Acto seguido y en tono confidencial me refirió que aquella mañana se había levantado temprano, había limpiado el coche y lo había aparcado a la puerta de la mansión de los señores Arderiu con la esperanza de trabar contacto con una de las dos criadas dominicanas de dichos señores, pues a su paso fugaz por aquélla (casa) alguien le había dicho que la encargada de ir a comprar el pan y los cruasanes para el desayuno de los señores Arderiu era precisamente Raimundita, por quien Magnolio sentía, como me había confesado con anterioridad el propio Magnolio, una afición muy acorde, por lo demás, con nuestros intereses. La suerte había favorecido a Magnolio y a eso de las seis horas y cuarenta y ocho minutos Raimundita en persona había salido a la calle con una bolsa de tela, a la sazón vacía, en la que, según todos los indicios, luego confirmados, se proponía meter el pan y los cruasanes. Entonces Magnolio había salido del coche y, dejando la puerta abierta, así como el capó, para que ella pudiera admirarlo en su totalidad, la había saludado con sobria dulzura y le había preguntado adonde iba. Ella, que casualmente se protegía de la serena con una caperucita roja, había respondido que iba a la panadería a comprar pan y cruasanes para sus amos (los señores Arderiu) como todas las mañanitas. ¿Y no le daba miedo andar sola por aquellas calles solitarias etcétera, etcétera? No; sólo se asustaba cuando le salía al paso un negrazo chango, canilludo y tutumpote. Y él: que no fuera malpensada, m'hija, que sólo había venido a acompañarla en coche por si llovía, no se fuera a mojar.

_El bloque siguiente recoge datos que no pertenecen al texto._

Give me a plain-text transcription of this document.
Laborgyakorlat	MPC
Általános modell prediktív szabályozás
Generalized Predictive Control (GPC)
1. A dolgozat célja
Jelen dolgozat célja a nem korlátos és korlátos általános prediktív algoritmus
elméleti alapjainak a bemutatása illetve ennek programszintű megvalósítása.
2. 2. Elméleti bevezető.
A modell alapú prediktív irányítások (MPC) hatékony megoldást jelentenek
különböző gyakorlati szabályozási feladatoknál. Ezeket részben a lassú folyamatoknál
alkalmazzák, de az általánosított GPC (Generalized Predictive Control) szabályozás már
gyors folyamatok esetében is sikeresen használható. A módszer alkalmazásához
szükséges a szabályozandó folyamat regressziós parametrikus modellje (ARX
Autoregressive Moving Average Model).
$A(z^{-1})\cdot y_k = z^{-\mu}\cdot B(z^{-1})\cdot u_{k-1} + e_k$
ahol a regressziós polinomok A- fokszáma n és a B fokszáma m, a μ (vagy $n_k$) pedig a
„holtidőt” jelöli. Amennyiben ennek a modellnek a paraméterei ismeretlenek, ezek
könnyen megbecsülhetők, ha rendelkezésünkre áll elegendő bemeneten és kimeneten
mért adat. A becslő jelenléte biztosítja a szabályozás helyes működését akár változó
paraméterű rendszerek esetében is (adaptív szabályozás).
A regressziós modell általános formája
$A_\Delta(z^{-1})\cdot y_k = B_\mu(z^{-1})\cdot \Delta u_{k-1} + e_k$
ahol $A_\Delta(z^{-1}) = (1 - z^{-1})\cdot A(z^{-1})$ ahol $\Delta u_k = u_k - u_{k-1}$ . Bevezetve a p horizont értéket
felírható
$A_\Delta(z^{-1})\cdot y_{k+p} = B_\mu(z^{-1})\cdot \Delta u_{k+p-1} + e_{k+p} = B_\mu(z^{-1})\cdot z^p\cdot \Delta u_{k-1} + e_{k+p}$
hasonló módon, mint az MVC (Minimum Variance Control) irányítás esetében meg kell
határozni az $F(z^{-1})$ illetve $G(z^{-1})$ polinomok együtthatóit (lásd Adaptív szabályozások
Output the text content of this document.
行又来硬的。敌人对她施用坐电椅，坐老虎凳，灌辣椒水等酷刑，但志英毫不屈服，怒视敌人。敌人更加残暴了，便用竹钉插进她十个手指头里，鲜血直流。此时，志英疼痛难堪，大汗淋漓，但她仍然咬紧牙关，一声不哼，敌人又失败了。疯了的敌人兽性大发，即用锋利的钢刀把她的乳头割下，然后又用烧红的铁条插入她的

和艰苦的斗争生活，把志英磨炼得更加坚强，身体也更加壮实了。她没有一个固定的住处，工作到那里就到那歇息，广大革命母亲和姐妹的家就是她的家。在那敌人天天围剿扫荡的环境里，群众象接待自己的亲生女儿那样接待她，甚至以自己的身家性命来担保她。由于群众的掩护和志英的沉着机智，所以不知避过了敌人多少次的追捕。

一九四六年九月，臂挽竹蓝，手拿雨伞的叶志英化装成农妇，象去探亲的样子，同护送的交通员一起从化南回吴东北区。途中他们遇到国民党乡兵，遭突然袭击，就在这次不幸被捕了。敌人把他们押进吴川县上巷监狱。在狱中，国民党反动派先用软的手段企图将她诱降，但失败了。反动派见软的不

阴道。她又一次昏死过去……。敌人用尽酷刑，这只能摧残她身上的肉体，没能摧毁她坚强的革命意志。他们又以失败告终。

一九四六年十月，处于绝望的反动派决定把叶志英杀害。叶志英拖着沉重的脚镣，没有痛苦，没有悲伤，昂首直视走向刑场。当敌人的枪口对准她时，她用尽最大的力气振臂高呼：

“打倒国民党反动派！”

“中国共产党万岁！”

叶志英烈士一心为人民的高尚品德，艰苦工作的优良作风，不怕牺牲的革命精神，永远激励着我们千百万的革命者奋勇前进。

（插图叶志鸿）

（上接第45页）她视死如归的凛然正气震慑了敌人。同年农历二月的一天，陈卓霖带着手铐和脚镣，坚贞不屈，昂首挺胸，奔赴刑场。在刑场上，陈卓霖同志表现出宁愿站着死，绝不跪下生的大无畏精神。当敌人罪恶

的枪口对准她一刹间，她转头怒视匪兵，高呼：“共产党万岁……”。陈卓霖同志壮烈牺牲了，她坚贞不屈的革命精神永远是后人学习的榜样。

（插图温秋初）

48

– ¿Le importaría dejar las estampas costumbristas para mejor ocasión y decirme si ha averiguado algo pertinente al caso? -le interrumpí.
– Pues la verdad es que nada -respondió un poco dolido-. Tampoco era cosa de propasarme en nuestra primera cita. Sólo, platicando de esto y de aquello, me contó Raimundita que anoche los señores Arderiu no salieron y que recibieron la visita del abogado señor Miscosillas, hombre maduro y canoso, a quien ella conocía de haberlo visto en la casa otras veces. El señor Arderiu y el abogado señor Miscosillas estuvieron hablando un buen rato, a solas. También durante el día habían recibido una invitación del señor alcalde para un mitin preelectoral, aunque este dato es poco significativo, ya que todos los censados en Barcelona hemos recibido la misma invitación para el mismo mitin.

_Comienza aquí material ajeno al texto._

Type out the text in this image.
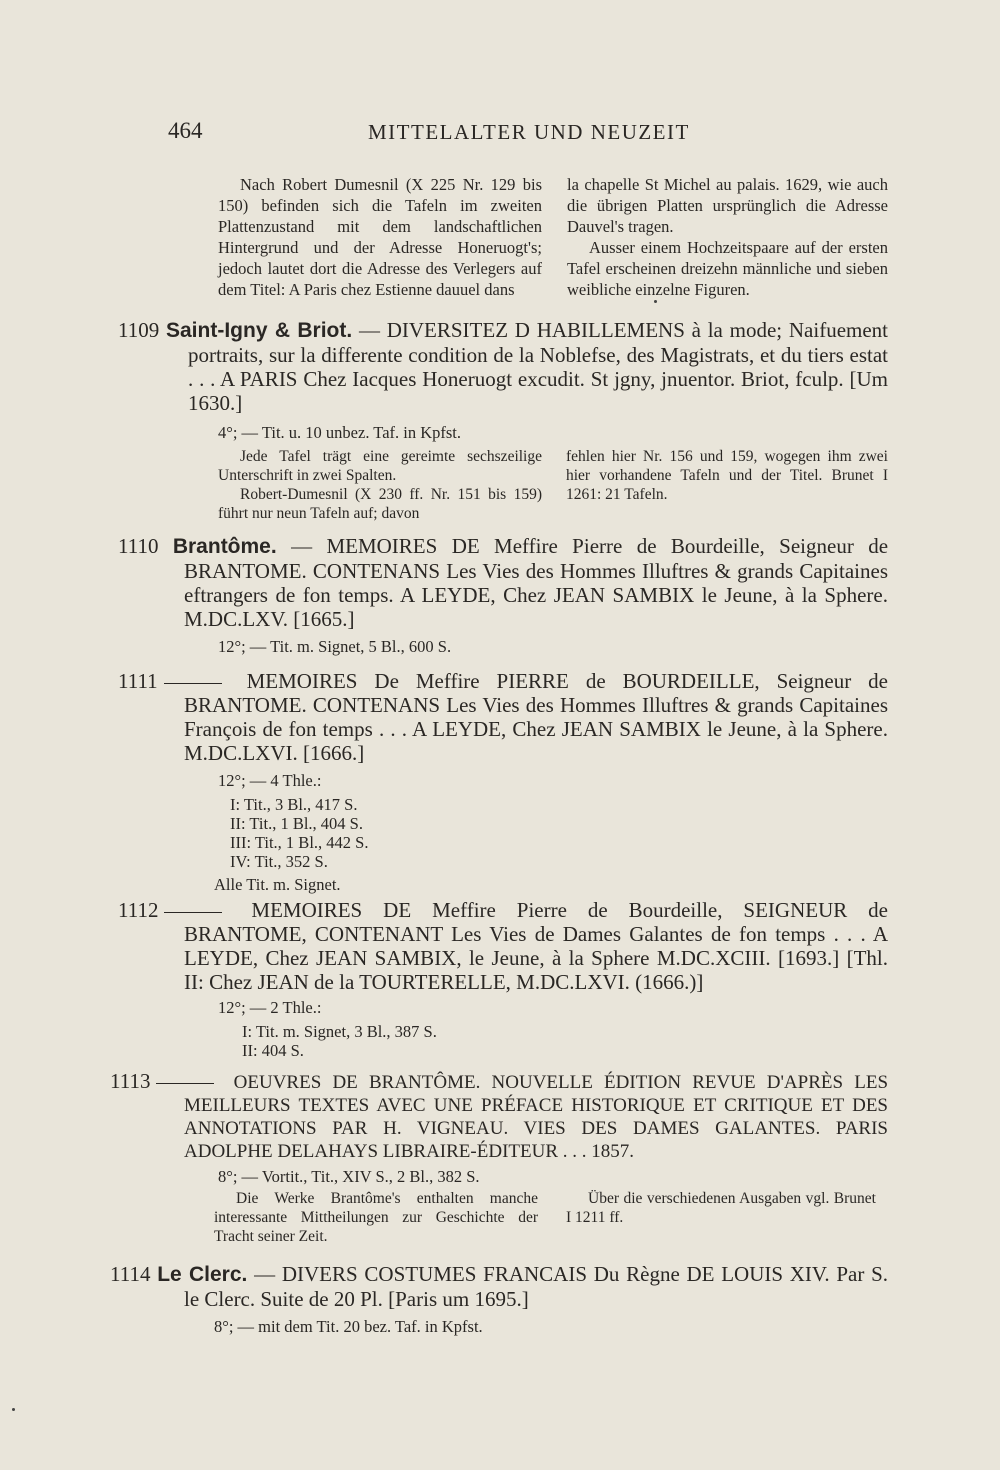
464	MITTELALTER UND NEUZEIT

Nach Robert Dumesnil (X 225 Nr. 129 bis 150) befinden sich die Tafeln im zweiten Plattenzustand mit dem landschaftlichen Hintergrund und der Adresse Honeruogt's; jedoch lautet dort die Adresse des Verlegers auf dem Titel: A Paris chez Estienne dauuel dans

la chapelle St Michel au palais. 1629, wie auch die übrigen Platten ursprünglich die Adresse Dauvel's tragen.

Ausser einem Hochzeitspaare auf der ersten Tafel erscheinen dreizehn männliche und sieben weibliche einzelne Figuren.

1109 Saint-Igny & Briot. — DIVERSITEZ D HABILLEMENS à la mode; Naifuement portraits, sur la differente condition de la Noblefse, des Magistrats, et du tiers estat . . . A PARIS Chez Iacques Honeruogt excudit. St jgny, jnuentor. Briot, fculp. [Um 1630.]
4°; — Tit. u. 10 unbez. Taf. in Kpfst.
Jede Tafel trägt eine gereimte sechszeilige Unterschrift in zwei Spalten.
Robert-Dumesnil (X 230 ff. Nr. 151 bis 159) führt nur neun Tafeln auf; davon
fehlen hier Nr. 156 und 159, wogegen ihm zwei hier vorhandene Tafeln und der Titel. Brunet I 1261: 21 Tafeln.
1110 Brantôme. — MEMOIRES DE Meffire Pierre de Bourdeille, Seigneur de BRANTOME. CONTENANS Les Vies des Hommes Illuftres & grands Capitaines eftrangers de fon temps. A LEYDE, Chez JEAN SAMBIX le Jeune, à la Sphere. M.DC.LXV. [1665.]
12°; — Tit. m. Signet, 5 Bl., 600 S.
1111	MEMOIRES De Meffire PIERRE de BOURDEILLE, Seigneur de BRANTOME. CONTENANS Les Vies des Hommes Illuftres & grands Capitaines François de fon temps . . . A LEYDE, Chez JEAN SAMBIX le Jeune, à la Sphere. M.DC.LXVI. [1666.]
12°; — 4 Thle.:
I: Tit., 3 Bl., 417 S.
II: Tit., 1 Bl., 404 S.
III: Tit., 1 Bl., 442 S.
IV: Tit., 352 S.
Alle Tit. m. Signet.
1112	MEMOIRES DE Meffire Pierre de Bourdeille, SEIGNEUR de BRANTOME, CONTENANT Les Vies de Dames Galantes de fon temps . . . A LEYDE, Chez JEAN SAMBIX, le Jeune, à la Sphere M.DC.XCIII. [1693.] [Thl. II: Chez JEAN de la TOURTERELLE, M.DC.LXVI. (1666.)]
12°; — 2 Thle.:
I: Tit. m. Signet, 3 Bl., 387 S.
II: 404 S.
1113	OEUVRES DE BRANTÔME. NOUVELLE ÉDITION REVUE D'APRÈS LES MEILLEURS TEXTES AVEC UNE PRÉFACE HISTORIQUE ET CRITIQUE ET DES ANNOTATIONS PAR H. VIGNEAU. VIES DES DAMES GALANTES. PARIS ADOLPHE DELAHAYS LIBRAIRE-ÉDITEUR . . . 1857.
8°; — Vortit., Tit., XIV S., 2 Bl., 382 S.
Die Werke Brantôme's enthalten manche interessante Mittheilungen zur Geschichte der Tracht seiner Zeit.
Über die verschiedenen Ausgaben vgl. Brunet I 1211 ff.
1114 Le Clerc. — DIVERS COSTUMES FRANCAIS Du Règne DE LOUIS XIV. Par S. le Clerc. Suite de 20 Pl. [Paris um 1695.]
8°; — mit dem Tit. 20 bez. Taf. in Kpfst.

– Poco es, en efecto -admití-, pero no está mal. Lo importante es que tenemos acceso a la casa a través de Raimundita.
– Perdone: el acceso lo tengo yo -atajó Magnolio-. Mi Raimundita no es un llavín. Claro que así vestido no parece usted un rival temible. ¿Para qué dice que se ha vestido?
– Aún no se lo he dicho -repliqué-, ni se lo voy a decir por ahora. Pero mi plan me exige abandonar la peluquería durante unas horas y había pensado que usted podría reemplazarme.
– ¿Reemplazarle yo? -exclamó Magnolio-. ¡Amos, anda! Yo no sé nada de peluquería. Y los clientes no me conocen y no se pondrán en mis manos: tengo pinta de caníbal.
– No menosprecie su sex-appeal. Ya ve qué buenos resultados le ha dado con Raimundita.
Protestó un rato pero acabó cediendo como hacía siempre. Era un encanto de persona. Pensé que si yo fuera Raimundita no dudaría en casarme con él, tanto si él me lo proponía como si no. Pero el tiempo iba pasando y había mucho por hacer, de modo que postergué para mejor ocasión estas consideraciones y me limité a iniciar a Magnolio en los secretos del corte, el marcado y la mise en plis, dejando para más adelante otros trabajos de más fuste.